NEC officials have announced that the senatorial election season will kick off tomorrow with prospective candidates submitting their bids to the commission between July 22 and August 9, while campaigns will run from August 27 through September 15.
NEC president, Kalisa Mbanda, said at a news conference in Kigali on July 18 that Rwf200million will be used in the elections, which is half of what was used in 2011.
The Senate is made up of 26 members – including 12 members who represent the country’s four provinces and the City of Kigali and are picked through electoral colleges – and eight senators appointed by the President of the Republic.
Four senators are designated by the Consultative Forum of Political Organisations, one senator represents public universities and higher learning institutions, while another one is picked from private universities and institutions of higher learning.
Of the 12 elected senators who represent the country’s four provinces and the City of Kigali, one senator is elected from the City of Kigali, two senators come from the Northern Province, while the rest of the three provinces elect three senators each.
September 16 will be the polling day for election of the 12 senators representing the four provinces and the City of Kigali, September 17 is polling day for picking one senator from lecturers and researchers of public universities and higher learning institutions, while September 18 is election of one senator from lecturers and researchers of private universities and higher learning institutions.
The deadline to announce elected senators is on 30 September 2019.
In legislative matters in the parliament, the Senate is mandated to vote on a limited number of laws that include those concerning the revision or amendment of the Constitution, organic laws, laws approving international treaties and agreements on armistice, peace, accession to international organisations, modification of national laws, or those approving international treaties and agreements relating to the status of persons.

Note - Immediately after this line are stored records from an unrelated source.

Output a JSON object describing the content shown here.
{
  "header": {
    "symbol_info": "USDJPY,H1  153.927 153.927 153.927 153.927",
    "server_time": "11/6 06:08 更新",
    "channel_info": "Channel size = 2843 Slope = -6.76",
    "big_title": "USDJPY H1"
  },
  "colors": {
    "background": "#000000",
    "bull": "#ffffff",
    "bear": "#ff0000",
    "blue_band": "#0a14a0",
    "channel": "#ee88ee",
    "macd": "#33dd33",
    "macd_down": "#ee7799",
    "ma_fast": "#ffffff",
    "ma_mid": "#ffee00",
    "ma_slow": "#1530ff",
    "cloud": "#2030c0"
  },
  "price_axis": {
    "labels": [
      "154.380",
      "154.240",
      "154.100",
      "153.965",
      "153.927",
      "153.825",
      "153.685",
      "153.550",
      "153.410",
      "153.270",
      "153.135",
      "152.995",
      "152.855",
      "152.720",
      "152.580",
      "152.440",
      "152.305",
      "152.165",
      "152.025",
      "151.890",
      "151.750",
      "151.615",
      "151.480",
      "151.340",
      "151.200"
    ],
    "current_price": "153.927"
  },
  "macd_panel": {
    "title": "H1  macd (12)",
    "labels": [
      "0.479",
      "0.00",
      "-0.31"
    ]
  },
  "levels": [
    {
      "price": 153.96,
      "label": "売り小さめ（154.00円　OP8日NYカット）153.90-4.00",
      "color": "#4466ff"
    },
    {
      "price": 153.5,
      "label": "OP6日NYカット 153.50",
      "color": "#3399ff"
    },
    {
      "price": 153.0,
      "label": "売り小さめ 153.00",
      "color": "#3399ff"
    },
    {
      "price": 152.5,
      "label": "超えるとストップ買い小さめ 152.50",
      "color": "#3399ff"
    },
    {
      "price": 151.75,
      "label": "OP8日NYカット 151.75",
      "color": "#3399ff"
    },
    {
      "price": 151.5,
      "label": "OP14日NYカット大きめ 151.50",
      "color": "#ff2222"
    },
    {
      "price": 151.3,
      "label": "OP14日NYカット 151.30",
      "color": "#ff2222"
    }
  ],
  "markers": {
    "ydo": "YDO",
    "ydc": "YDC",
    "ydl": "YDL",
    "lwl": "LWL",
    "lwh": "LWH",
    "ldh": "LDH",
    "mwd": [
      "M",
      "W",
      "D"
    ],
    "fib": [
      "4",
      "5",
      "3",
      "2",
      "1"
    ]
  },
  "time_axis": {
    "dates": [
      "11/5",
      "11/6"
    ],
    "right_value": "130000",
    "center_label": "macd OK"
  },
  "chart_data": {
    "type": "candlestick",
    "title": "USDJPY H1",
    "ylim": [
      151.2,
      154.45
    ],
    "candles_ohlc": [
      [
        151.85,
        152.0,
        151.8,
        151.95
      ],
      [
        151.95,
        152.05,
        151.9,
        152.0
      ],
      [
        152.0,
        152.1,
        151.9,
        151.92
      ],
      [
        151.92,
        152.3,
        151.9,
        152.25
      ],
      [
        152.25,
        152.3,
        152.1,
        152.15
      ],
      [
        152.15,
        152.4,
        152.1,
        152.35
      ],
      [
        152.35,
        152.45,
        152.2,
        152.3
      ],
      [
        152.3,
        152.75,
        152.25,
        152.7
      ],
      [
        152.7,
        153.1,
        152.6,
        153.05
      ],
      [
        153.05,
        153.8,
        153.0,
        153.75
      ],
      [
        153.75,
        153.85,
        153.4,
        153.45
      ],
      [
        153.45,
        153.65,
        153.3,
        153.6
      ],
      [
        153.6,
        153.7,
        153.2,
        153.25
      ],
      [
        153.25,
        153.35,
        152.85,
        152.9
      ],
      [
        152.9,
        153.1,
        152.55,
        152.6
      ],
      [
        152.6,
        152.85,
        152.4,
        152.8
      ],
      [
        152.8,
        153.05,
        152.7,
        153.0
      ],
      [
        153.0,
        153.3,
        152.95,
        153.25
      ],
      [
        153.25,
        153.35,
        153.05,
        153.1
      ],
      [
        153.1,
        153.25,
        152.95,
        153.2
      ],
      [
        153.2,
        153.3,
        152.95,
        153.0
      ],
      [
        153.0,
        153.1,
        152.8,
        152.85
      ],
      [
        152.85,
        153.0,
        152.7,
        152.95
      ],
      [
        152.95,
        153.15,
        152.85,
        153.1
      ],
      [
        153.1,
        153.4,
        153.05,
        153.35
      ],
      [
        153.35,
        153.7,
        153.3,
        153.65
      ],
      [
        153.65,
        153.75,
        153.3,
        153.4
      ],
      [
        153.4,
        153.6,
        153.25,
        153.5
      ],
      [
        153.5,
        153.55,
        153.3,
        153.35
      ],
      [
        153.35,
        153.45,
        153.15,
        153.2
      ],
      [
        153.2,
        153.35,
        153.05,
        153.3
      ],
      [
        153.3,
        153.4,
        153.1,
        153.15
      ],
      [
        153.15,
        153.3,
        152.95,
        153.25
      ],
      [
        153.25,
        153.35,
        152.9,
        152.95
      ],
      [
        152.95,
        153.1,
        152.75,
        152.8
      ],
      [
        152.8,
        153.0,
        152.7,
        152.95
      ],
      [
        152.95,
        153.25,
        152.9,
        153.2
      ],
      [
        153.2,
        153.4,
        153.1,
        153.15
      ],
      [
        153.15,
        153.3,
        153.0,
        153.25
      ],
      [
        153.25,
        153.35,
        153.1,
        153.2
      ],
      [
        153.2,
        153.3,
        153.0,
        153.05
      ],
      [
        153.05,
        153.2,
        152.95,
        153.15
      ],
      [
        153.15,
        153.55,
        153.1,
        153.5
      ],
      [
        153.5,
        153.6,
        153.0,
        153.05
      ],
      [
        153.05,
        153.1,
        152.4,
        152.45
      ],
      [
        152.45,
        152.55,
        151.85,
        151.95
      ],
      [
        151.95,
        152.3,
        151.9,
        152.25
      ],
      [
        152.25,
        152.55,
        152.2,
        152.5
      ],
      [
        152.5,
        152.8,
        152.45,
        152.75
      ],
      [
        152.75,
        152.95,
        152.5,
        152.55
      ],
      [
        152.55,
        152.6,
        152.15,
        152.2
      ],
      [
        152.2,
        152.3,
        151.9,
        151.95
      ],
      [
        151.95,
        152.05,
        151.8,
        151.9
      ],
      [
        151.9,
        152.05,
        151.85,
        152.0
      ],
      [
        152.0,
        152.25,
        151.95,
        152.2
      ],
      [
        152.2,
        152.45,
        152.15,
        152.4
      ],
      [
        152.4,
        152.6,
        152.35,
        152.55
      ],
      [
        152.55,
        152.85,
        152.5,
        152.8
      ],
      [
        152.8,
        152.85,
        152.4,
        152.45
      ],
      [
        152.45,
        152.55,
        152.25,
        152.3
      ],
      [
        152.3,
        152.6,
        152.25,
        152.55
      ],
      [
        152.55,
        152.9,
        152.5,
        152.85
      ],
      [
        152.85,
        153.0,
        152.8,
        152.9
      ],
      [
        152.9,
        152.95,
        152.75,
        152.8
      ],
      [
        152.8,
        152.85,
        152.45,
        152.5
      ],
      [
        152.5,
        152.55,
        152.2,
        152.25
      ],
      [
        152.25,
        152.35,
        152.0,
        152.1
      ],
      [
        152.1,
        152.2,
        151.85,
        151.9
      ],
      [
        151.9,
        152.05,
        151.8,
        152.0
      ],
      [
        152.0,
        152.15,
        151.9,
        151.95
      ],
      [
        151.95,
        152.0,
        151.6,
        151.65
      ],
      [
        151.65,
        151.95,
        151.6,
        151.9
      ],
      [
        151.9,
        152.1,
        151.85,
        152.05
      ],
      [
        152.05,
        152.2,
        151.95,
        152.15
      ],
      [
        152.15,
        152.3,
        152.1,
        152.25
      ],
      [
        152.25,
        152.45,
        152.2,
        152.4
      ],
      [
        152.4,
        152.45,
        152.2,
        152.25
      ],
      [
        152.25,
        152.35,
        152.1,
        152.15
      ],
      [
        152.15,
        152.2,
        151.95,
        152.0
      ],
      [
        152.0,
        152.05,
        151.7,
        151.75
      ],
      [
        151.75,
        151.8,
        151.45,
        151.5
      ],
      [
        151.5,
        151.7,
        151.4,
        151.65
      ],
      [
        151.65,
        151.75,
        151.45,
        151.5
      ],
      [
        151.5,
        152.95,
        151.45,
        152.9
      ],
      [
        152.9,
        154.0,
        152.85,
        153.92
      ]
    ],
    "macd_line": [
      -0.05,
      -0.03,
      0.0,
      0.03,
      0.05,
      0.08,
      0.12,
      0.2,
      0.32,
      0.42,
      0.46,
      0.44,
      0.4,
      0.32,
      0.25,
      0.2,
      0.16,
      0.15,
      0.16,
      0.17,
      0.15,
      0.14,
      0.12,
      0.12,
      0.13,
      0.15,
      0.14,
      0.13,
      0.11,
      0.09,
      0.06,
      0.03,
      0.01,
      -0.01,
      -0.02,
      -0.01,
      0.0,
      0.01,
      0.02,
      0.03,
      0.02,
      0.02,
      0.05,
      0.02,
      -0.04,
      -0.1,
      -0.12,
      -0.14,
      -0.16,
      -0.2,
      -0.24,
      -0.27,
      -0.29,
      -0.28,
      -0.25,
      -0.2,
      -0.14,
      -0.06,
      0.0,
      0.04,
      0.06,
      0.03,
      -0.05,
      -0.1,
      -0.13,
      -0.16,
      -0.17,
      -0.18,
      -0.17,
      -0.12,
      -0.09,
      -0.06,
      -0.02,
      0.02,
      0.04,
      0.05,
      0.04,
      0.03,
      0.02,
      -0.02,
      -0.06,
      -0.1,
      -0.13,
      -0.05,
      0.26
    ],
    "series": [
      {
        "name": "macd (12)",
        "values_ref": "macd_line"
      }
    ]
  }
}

Laws on defence and national security also require the approval of the Senate. The rest of laws are passed by the Chamber of Deputies without having to be cross-checked by senators.
Rwanda’s Parliament is bicameral, which means that it has two chambers; the Senate and the Chamber of Deputies.
While members of the Chamber of Deputies are elected to a five-year term and may be re-elected to additional terms, senators are elected or appointed for a five-year mandate that is renewable once but senators who are former Heads of the State are not subject to term limits.
Although NEC will receive all applications for contestants in the September senatorial elections, final candidates for the polls will be approved by the Supreme Court (SC).
Requirements to contest for the elective senatorial seats include being a Rwandan of at least 40 years of age and being widely accepted in society as a wise and upright person.